The prospect was like a dazzling flash to Doctor Garde’s little girl, through even this gloomy weather.

“Oh, yes, sir! I’d like to live there! But”--with a rising pang--“Mr. Pitzer is so good, and he let us have spelling-school this very afternoon. Do they have mountain-tea there?”

“Probably not. So you’ve been happy up here in the hills, have you, Bluebell?”

“Yes, sir.” She could barely remember a home in a city, and one pillared church where music was made by unseen people. She had been happy, and the Rocky Fork was the only place she had lived in.

“Miss Melissa has been speaking to me,” said the doctor. “I can’t attend to Rocco and you as your mother would have done. I want to be a good father.” There was an unusually tender tone in his voice.

“Why, father,” exclaimed Bluebell, climbing up the bars, so she could take him around the neck when he lifted her over, “you’re such a nice, nice man!
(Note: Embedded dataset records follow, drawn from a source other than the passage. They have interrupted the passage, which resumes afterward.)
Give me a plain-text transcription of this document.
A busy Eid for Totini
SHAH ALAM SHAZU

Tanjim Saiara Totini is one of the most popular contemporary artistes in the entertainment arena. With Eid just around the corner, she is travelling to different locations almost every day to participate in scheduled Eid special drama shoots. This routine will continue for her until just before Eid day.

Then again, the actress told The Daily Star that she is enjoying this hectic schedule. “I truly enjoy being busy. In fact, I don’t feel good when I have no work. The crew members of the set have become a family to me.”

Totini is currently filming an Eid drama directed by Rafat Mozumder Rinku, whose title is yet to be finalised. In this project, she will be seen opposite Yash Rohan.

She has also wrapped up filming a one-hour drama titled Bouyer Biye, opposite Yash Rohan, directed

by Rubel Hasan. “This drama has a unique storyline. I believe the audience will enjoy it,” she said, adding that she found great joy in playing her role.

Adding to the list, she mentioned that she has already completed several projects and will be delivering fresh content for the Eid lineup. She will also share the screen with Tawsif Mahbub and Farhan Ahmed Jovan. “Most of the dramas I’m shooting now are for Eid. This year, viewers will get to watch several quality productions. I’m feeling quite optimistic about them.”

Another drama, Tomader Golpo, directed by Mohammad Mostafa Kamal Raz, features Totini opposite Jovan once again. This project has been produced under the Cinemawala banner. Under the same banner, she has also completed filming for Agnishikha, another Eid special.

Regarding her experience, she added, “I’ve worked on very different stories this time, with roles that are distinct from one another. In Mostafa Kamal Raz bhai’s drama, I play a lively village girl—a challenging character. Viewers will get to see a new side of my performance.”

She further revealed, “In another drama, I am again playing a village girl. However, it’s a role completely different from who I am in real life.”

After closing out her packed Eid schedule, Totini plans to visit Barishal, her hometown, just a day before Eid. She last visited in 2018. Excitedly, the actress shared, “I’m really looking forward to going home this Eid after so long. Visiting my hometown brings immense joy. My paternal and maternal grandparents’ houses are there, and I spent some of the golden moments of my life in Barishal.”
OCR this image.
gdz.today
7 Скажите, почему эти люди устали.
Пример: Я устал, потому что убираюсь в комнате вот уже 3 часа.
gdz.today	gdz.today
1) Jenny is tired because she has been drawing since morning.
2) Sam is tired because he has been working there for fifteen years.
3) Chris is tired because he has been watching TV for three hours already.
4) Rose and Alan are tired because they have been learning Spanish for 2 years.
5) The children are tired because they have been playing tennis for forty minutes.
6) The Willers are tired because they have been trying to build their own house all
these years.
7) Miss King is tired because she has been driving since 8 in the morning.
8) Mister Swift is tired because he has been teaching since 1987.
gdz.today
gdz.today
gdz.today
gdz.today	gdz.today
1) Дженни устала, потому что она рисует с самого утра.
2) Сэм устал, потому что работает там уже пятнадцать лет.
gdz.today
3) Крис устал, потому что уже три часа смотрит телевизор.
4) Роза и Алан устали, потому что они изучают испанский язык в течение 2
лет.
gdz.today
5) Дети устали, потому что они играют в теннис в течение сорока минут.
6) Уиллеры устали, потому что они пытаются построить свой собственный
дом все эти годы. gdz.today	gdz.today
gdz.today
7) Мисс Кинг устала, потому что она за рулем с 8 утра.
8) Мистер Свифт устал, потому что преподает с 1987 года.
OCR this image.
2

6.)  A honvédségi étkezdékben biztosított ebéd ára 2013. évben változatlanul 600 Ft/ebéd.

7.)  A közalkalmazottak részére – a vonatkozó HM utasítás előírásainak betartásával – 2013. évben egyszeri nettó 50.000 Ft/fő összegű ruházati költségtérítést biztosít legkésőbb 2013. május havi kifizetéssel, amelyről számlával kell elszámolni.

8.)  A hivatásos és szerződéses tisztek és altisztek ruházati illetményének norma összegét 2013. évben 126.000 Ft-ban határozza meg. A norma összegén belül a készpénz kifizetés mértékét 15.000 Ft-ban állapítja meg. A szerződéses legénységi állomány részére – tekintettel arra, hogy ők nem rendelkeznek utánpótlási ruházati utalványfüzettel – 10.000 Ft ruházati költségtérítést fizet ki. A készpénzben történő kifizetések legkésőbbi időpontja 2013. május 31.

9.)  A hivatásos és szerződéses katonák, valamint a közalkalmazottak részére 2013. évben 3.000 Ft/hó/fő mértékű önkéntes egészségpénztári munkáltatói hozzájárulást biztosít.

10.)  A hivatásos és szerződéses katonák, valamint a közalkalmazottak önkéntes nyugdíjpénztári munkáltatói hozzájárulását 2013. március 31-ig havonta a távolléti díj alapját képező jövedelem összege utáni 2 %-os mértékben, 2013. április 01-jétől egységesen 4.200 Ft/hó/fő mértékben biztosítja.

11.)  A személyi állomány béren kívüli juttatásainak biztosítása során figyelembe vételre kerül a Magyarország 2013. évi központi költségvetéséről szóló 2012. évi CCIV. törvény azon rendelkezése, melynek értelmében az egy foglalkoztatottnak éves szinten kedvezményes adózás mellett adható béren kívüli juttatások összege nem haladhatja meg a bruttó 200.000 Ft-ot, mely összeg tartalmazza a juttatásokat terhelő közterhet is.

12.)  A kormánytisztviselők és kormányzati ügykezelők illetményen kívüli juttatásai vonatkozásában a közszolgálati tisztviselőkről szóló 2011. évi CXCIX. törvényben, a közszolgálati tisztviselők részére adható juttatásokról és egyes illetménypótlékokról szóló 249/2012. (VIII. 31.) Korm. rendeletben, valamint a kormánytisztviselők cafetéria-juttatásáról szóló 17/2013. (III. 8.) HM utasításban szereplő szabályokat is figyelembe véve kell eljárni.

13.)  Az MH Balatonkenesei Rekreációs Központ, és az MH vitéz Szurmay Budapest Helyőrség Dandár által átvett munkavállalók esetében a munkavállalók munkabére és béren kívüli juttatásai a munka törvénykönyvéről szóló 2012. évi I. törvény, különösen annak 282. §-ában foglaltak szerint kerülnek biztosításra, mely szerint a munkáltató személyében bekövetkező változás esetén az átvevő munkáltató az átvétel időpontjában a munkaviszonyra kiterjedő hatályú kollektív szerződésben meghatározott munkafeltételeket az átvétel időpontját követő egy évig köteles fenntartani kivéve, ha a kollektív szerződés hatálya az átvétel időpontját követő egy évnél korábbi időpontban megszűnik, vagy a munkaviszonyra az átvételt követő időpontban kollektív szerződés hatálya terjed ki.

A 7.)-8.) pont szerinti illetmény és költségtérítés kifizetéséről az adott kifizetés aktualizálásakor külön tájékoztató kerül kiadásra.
I don’t think anybody could be gooder; I would be so sorry if you was anybody else! I like you, father!”

He laughed half under his breath, and got over the bars with her.

“My daughter flatters me.”

“’Deed, father, I’m in such earnest! ’Deed and double-deed!”

“Ah? Well! Miss Melissa was a great friend of your mother’s, and I think she has some right to advise about the future of you children. You must be educated.”

Bluebell imagined herself an educated, faultless woman like Aunt Melissa!

While she was imagining, her father lifted her up again and kissed her, saying as he set her down, “Run right in now to Liza. She has dry clothes and a nice supper ready for you.”